Thursday, January 07, 2016

 

Getting off the car payment treadmill

Here's how *I*, personally, got of the car loan treadmill. When I got divorced, I needed a car and couldn't afford to pay cash. So I bought what I could afford and kept driving it well past the time I paid it off.... and then I never stopped making car payments--Not to the bank, but to a designated "new car" savings account.  

When the car eventually reached the end of its useful life, I had a subtantial down payment on the replacement--- not enough to pay cash, but enough to only have to finance about 30% of the cost. 

I repeated this process with each subsequent vehicle --- I havent had a real "car loan payment" in about 20 years. I paid cash for every subsequent vehicle. 
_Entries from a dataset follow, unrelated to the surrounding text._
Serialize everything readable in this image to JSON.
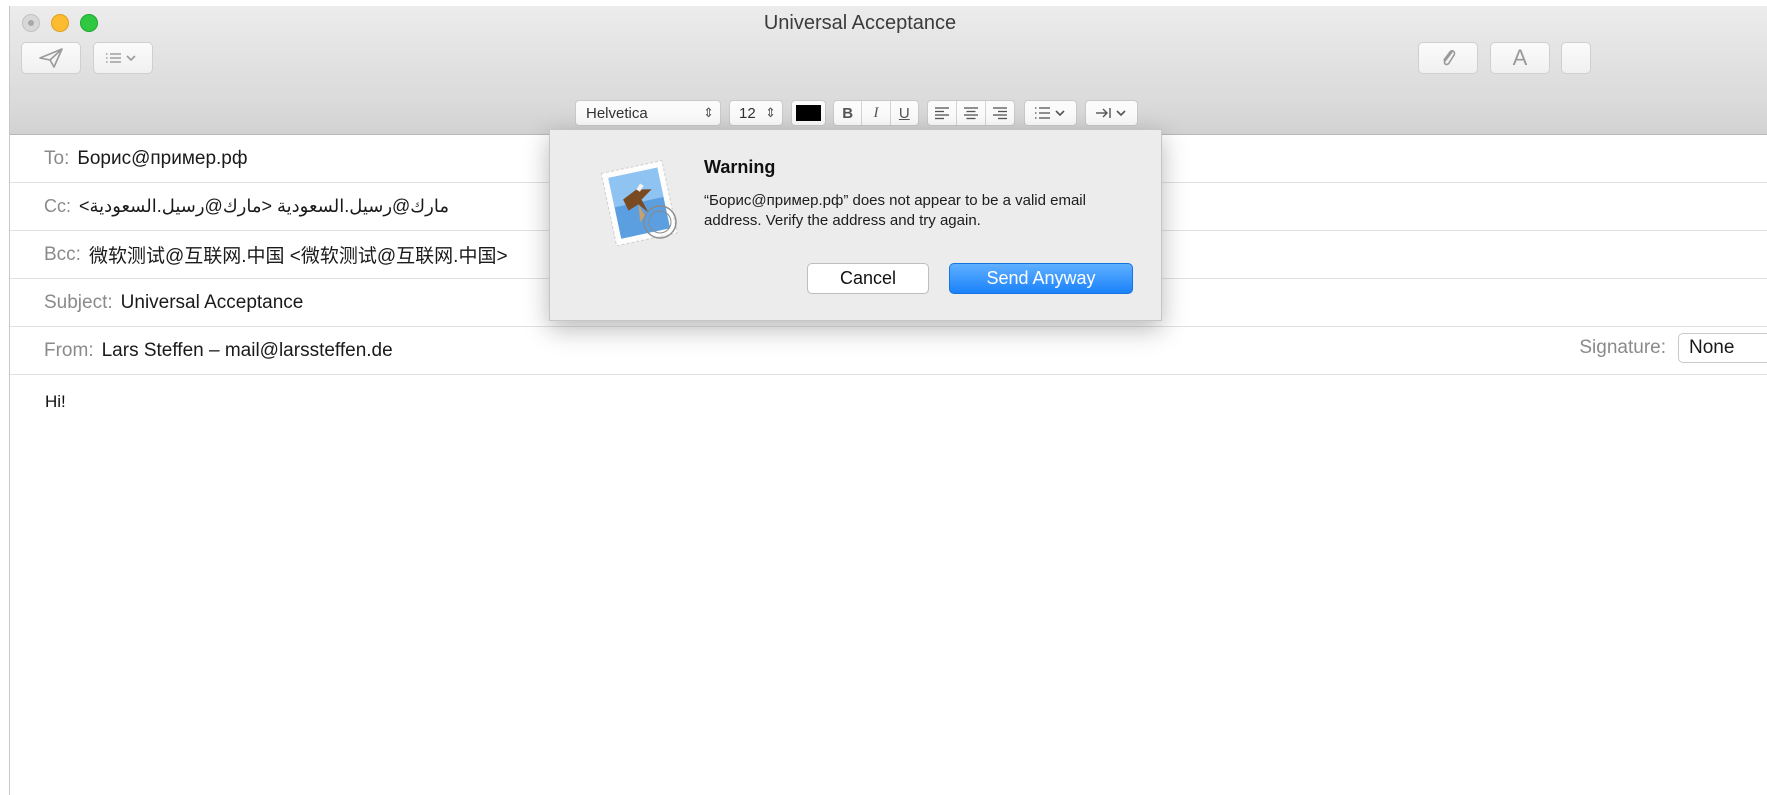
{
  "window": {
    "title": "Universal Acceptance"
  },
  "toolbar": {
    "send_icon": "paper-plane-icon",
    "header_options_icon": "list-chevron-icon",
    "attach_icon": "paperclip-icon",
    "fonts_label": "A"
  },
  "formatbar": {
    "font_family": "Helvetica",
    "font_size": "12",
    "text_color": "#000000",
    "bold": "B",
    "italic": "I",
    "underline": "U"
  },
  "header": {
    "to_label": "To:",
    "to_value": "Борис@пример.рф",
    "cc_label": "Cc:",
    "cc_value": "مارك@رسيل.السعودية <مارك@رسيل.السعودية>",
    "bcc_label": "Bcc:",
    "bcc_value": "微软测试@互联网.中国 <微软测试@互联网.中国>",
    "subject_label": "Subject:",
    "subject_value": "Universal Acceptance",
    "from_label": "From:",
    "from_value": "Lars Steffen – mail@larssteffen.de",
    "signature_label": "Signature:",
    "signature_value": "None"
  },
  "body": {
    "text": "Hi!"
  },
  "dialog": {
    "title": "Warning",
    "message": "“Борис@пример.рф” does not appear to be a valid email address. Verify the address and try again.",
    "cancel_label": "Cancel",
    "confirm_label": "Send Anyway"
  },
  "colors": {
    "accent": "#1a82fb",
    "close_traffic": "#d8d8d8",
    "min_traffic": "#fdbb2f",
    "max_traffic": "#2fc840"
  }
}
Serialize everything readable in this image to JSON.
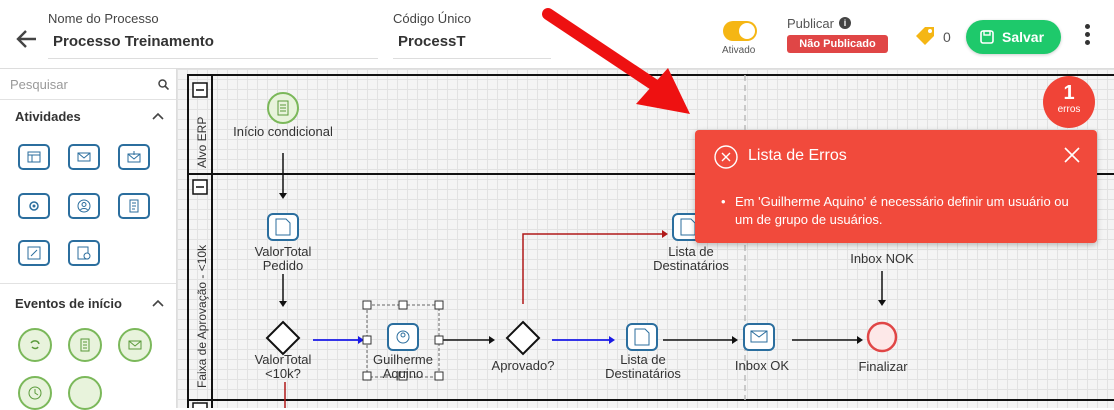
{
  "header": {
    "process_name_label": "Nome do Processo",
    "process_name_value": "Processo Treinamento",
    "code_label": "Código Único",
    "code_value": "ProcessT",
    "toggle_label": "Ativado",
    "publish_label": "Publicar",
    "publish_status": "Não Publicado",
    "tag_count": "0",
    "save_label": "Salvar"
  },
  "sidebar": {
    "search_placeholder": "Pesquisar",
    "sections": [
      {
        "title": "Atividades"
      },
      {
        "title": "Eventos de início"
      }
    ]
  },
  "canvas": {
    "lanes": [
      {
        "label": "Alvo ERP"
      },
      {
        "label": "Faixa de Aprovação - <10k"
      }
    ],
    "nodes": {
      "start": "Início condicional",
      "valor_total_pedido": "ValorTotal Pedido",
      "gateway1": "ValorTotal <10k?",
      "guilherme": "Guilherme Aquino",
      "aprovado": "Aprovado?",
      "lista1": "Lista de Destinatários",
      "lista2": "Lista de Destinatários",
      "inbox_ok": "Inbox OK",
      "inbox_nok": "Inbox NOK",
      "finalizar": "Finalizar"
    }
  },
  "errors": {
    "count": "1",
    "count_label": "erros",
    "panel_title": "Lista de Erros",
    "items": [
      "Em 'Guilherme Aquino' é necessário definir um usuário ou um de grupo de usuários."
    ]
  },
  "colors": {
    "accent_green": "#1ec96b",
    "error_red": "#f14a3c",
    "task_blue": "#2b6e9e",
    "toggle_yellow": "#f5b614"
  }
}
The key principles behind this process are: 
1. You have to remember that your car is a machine for transportation, not an object of worship. That may be a seriously pragmatic concept, but I find very little romance in cars. I drive and purchase the best tools I can afford to meed the current needs in my life. You need to treat a car well so that you get maximun useful life from it, but you shouldn't forget it's a tool. Use it as long as it serves your needs--- nobody makes money on trade ins or used car sales except dealers.
2. Committment to the process and discipline. And this one is tough when you are young and broke. You cannot allow yourself to fall prey to the "now that I've paid off the car, I can use that money to....." temptation.  Or the temptation to raid the new car fund for other purposes.... the one time I let myself do that, my current car committed suicide weeks later and I had to either settle for a lesser replacement car or get back on the loan merry go round.

It's not sexy, or revolutionary, but it works.